Foundries and multiple die manufacturing

Status
Not open for further replies.

IntelUser2000

Elite Member
Oct 14, 2003
8,686
3,787
136
Considering the vast amount of complexity required to manufacture a semiconductor circuit, how do foundries like TSMC deal with different orders from companies and vastly different die sizes? Do they have a "assembly line" for each company, or even each die or is it relatively easy to transition from one to another?

How would "fusing" circuits off work? Or, a better question would be, if there are multiple variants of a common circuit, how are those managed? Say a GPU with 200SPs vs GPU with 400SPs. Rather than disabling 200SPs, there are parts that are seperate die. Wouldn't it be much simpler to make a single die and disable them instead?

I guess the benefits can be tremendous if they can manage having multiple dies rather than fusing them off.
 

Idontcare

Elite Member
Oct 10, 1999
21,110
64
91
Considering the vast amount of complexity required to manufacture a semiconductor circuit, how do foundries like TSMC deal with different orders from companies and vastly different die sizes? Do they have a "assembly line" for each company, or even each die or is it relatively easy to transition from one to another?

Each customer has their own design. A design is like the blueprints to a house. The blueprints dictate the layout of the rooms, how many floors, whether or not there will be a basement, a back porch, where the garage is located, etc.

What the house is made of - be it bricks, wood, stucco, straw and mud - is what the foundry determines when they create their building codes.
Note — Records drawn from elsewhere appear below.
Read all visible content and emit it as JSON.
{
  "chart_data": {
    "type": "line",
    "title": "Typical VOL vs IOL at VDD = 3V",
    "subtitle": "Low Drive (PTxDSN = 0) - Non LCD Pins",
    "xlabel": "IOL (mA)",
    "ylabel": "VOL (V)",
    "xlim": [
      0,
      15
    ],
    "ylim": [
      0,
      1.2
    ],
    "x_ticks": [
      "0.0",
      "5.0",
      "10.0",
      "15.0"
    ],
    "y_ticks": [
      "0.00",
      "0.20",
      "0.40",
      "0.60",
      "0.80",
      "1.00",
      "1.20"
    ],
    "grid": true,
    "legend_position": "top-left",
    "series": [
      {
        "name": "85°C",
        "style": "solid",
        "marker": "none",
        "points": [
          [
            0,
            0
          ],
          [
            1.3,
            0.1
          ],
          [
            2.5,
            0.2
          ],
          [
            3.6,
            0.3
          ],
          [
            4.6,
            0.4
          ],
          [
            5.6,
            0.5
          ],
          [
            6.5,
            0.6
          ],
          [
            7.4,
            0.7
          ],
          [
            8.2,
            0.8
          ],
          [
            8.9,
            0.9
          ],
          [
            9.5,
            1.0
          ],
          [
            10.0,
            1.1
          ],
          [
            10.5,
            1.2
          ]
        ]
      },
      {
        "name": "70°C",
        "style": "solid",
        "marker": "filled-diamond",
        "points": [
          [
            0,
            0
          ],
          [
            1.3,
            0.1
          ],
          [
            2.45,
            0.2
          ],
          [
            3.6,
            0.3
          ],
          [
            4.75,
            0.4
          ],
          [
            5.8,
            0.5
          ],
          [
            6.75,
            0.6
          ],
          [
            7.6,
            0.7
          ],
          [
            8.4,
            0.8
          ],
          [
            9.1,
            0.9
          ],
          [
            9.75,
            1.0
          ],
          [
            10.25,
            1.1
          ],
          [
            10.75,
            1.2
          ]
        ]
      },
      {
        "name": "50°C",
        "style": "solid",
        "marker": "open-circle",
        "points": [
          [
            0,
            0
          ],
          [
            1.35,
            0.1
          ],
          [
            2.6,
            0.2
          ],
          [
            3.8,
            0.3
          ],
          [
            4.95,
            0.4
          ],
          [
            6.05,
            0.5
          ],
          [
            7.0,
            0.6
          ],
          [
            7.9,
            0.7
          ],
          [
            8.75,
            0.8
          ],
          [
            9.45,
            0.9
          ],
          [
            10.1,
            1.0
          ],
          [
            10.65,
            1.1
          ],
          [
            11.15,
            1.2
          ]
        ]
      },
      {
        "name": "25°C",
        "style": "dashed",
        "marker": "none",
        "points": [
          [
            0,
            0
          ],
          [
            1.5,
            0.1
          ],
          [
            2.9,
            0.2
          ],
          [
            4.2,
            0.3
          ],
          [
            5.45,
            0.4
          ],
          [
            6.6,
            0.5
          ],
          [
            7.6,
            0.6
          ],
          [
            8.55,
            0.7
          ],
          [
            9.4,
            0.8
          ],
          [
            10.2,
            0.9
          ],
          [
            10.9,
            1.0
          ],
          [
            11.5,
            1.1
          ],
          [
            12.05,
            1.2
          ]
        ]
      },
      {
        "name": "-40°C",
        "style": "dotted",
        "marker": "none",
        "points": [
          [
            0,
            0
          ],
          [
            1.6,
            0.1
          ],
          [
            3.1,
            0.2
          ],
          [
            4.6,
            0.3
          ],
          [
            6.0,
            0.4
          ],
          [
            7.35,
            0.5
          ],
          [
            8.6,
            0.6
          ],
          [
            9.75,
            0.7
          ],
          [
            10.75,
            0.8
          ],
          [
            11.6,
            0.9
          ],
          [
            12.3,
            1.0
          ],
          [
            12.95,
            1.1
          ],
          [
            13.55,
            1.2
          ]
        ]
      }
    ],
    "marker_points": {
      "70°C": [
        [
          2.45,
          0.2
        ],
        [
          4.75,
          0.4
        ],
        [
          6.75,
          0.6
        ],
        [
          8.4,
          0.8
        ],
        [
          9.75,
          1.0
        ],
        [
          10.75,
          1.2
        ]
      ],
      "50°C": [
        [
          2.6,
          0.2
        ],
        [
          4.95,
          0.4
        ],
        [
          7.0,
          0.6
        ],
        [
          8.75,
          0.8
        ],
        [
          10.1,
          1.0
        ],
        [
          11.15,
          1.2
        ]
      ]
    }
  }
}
Now obviously the building design must be married to the building construction methods...a straw and mud house is not likely to be capable of supporting a basement and multiple floors. Likewise if all the home designer wants is a single-storied no garage home with as little expense as possible then they aren't going to want it built with granite and marble with greek columns and a parthenon in the backyard.

Now back to semiconductors...each chip's design is represented by a set of masks..each mask is used by the litho tool to print into photoresist the specific circuit layouts needed to eventually form the entire chip.

Except in special circumstances (not production situation) an entire wafer is printed with the same mask set at every level. The mask itself is not a full-wafer in size but it can contain multiple die if the die are small.

TSMC builds everyone's wafers on the same assembly line. Where the wafers get special treatment is in the litho machines, depending on what the wafer is supposed to be (a fermi, a cypress, etc) will determine which mask (they will be called reticles at this point in the process on the floor in the fab) is pulled and used for printing.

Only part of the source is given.